Drones are in the news everywhere you look. They are being used by the CIA and the U.S. military as a weapon of war to kill suspected terrorists. They are coming into play in police work. They have been used by ad companies collecting location information from the cell phones of Los Angeles residents. Soon they will be delivering food and other purchases.
Most of these uses of drones are negative. This DVD sci fi-feature presents a positive view of these flying computers. The setting is a post-apocalyptic world where 90 percent of the world's population has been wiped out by a viral epidemic. Drones which were originally created to deliver vaccinations for the deadly disease now fly about hither and yon without a mission. They are hunted for their parts and power source; their "Arc Pellets" are coveted as a form of currency in this discombobulated world.

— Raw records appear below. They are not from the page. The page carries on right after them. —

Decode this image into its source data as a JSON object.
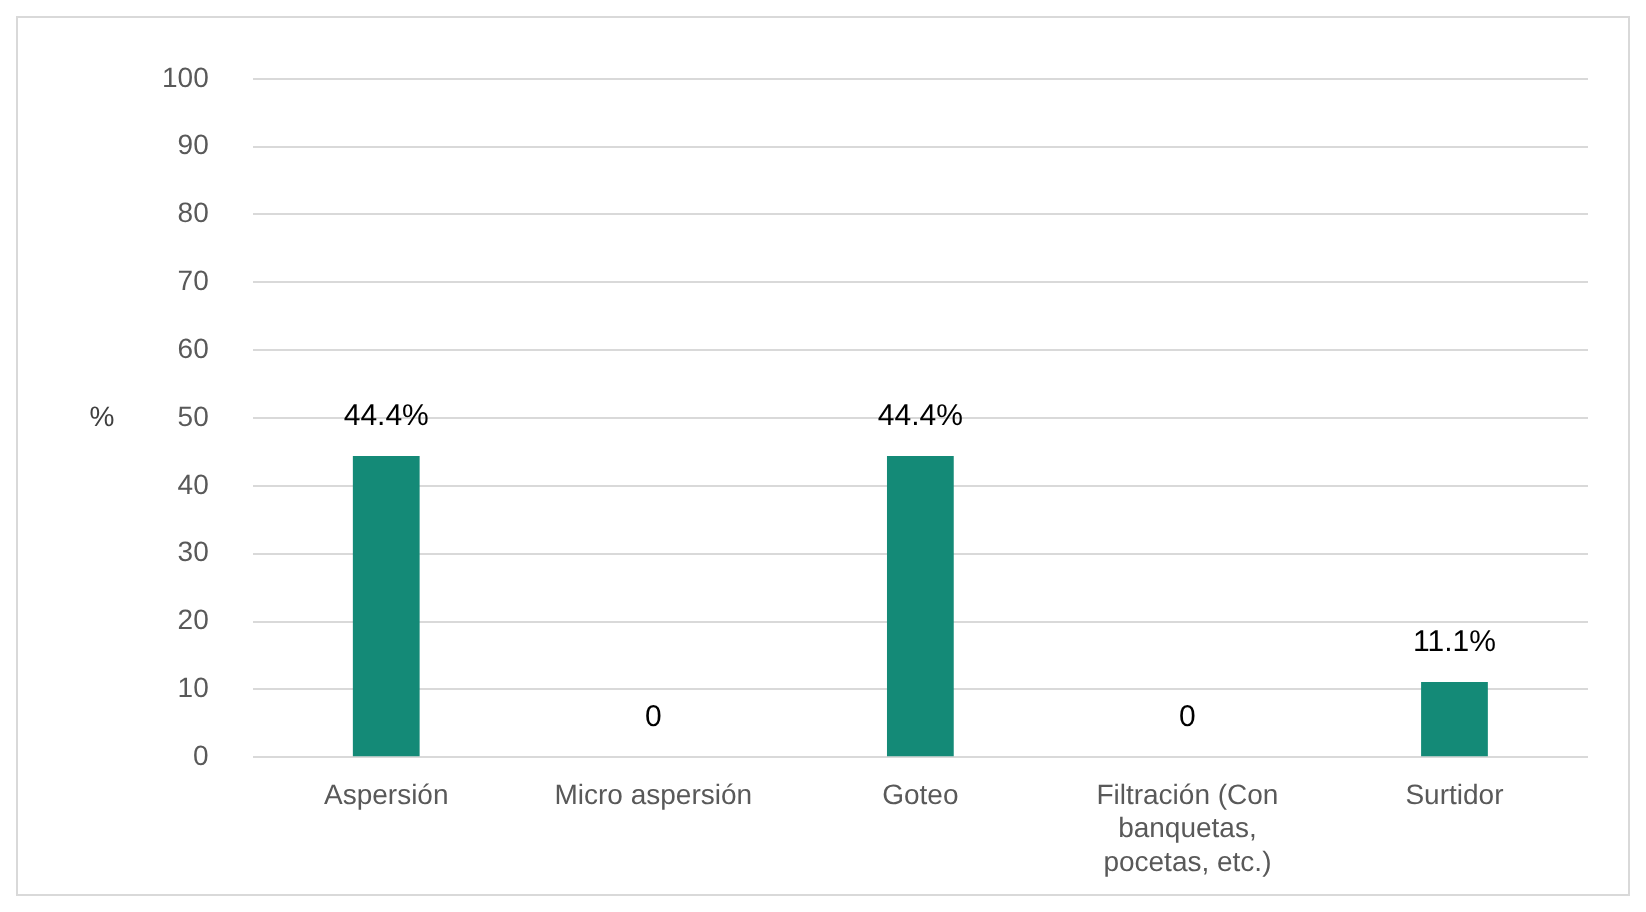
{
  "chart_data": {
    "type": "bar",
    "ylabel": "%",
    "categories": [
      "Aspersión",
      "Micro aspersión",
      "Goteo",
      "Filtración (Con banquetas, pocetas, etc.)",
      "Surtidor"
    ],
    "values": [
      44.4,
      0,
      44.4,
      0,
      11.1
    ],
    "value_labels": [
      "44.4%",
      "0",
      "44.4%",
      "0",
      "11.1%"
    ],
    "color": "#148a77",
    "ylim": [
      0,
      100
    ],
    "yticks": [
      0,
      10,
      20,
      30,
      40,
      50,
      60,
      70,
      80,
      90,
      100
    ],
    "grid": "y",
    "legend": false
  }
}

Kitch (Christian Kapper) is a vagabond who keeps to himself and is a lost soul until he is befriended by a drone named DR1. The boy is convinced that his father is still alive. After meeting Maya (Natalie Welch), who is looking for adventure, he sets out with her to locate his dad. And guess who leads them on the way? The drone DR1 who hovers ahead or behind them wherever they go. Members of a local crime syndicate muck up things along the way.
Although Chad Kapper serves as director of Rotor DR1, the script was the result of community collaboration whereby individuals using Facebook helped create the characters, the storyline, and the Rotorverse. The result is a mildly interesting sci-fi film whose main value is its positive portrait of DR1 who comes off as a modern day equivalent of R2-D2, the friendly robot in the Star Wars pluriverse.